Turma mantém condenação de acusados por assaltos no Plano Piloto

por BEA — publicado 2018-02-15T17:30:00-03:00

A 2a Turma Criminal do Tribunal de Justiça do Distrito Federal e Territórios, por unanimidade, negou provimento ao recurso do réu e manteve a sentença que os condenou pela prática do crime de roubo, com aumento de pena pelo uso de violência e participação de outro agente criminoso.

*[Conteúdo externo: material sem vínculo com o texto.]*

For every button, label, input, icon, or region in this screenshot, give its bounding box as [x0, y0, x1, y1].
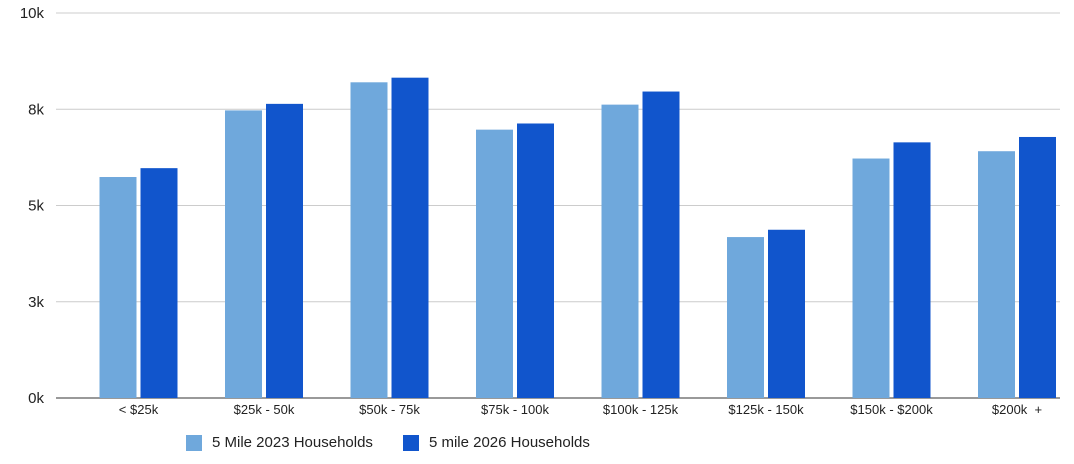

Segundo a denúncia oferecida pelo Ministério Público do Distrito Federal e Territórios, os acusados abordaram as vítimas poucos instantes antes que o casal entrasse em seu carro, que estava estacionado em um colégio infantil, localizado na Asa Norte. Os acusados os surpreenderam e mediante grave ameaça e do uso de uma faca e uma réplica de arma de fogo, subtraíram diversos itens pessoais das vítimas, tais como celulares, relógios, cartões de banco, entre outros. Após o assalto, os acusados teriam fugido a pé, rumo à 408 norte.

Os réus foram citados e apresentaram defesa.

A juíza titular da 1ª Vara Criminal de Brasília condenou os réus pela prática do crime descrito no artigo 157, § 2º, incisos I e II, e artigo 70, por duas vezes, ambos do Código Penal, e fixou a pena de um deles em 9 anos e 4 meses de reclusão, além de 40 dias-multa, e, a do outro em 8 anos, 11 meses e 10 dias de reclusão, e 33 dias-multa, com regime inicial fechado para os dois acusados.

Os réus apresentaram recurso, no qual requereram absolvição por inexistência de provas da autoria dos acusados em relação ao delito. Todavia, os desembargadores entenderam que a sentença deveria ser mantida em sua integralidade, e registraram: “A autoria e a materialidade do crime de roubo majorado pelo emprego de arma se confirmaram, em especial, pelos seguintes elementos de provas: Ocorrência Policial nº 1.527/2015-1 (fls. 04/06); Relatório Policial (fls. 07/15); Reconhecimento fotográfico pelas vítimas em Delegacia (fls. 19/49); Laudo de Perícia Criminal - avaliação econômica indireta (fl. 97/98); e prova oral colhida em Juízo. Conforme consta do Relatório de Investigação de fls. 7/15, após a comunicação do crime pelas vítimas, os agentes de policia se dirigiram ao local do fato para diligenciar acerca da existência de câmeras e filmagens da ocorrência, sem lograr êxito. Ainda detalhou o mesmo Relatório Policial, que, dias depois, as autoridades policiais tomaram conhecimento de uma operação da 1ª DP/DF, em que se realizou a prisão de dois suspeitos de compleição física gorda que estavam praticando roubos no plano piloto, utilizando-se de uma faca e um simulacro de pistola, instrumentos estes apreendidos em suas residências, juntamente com "smartphones" e relógios importados de modelos variados. Ante a identidade de "modus operandi" e características físicas com os agentes do caso concreto, estes foram submetidos ao reconhecimento fotográfico pelas vítimas, resultando positivo”.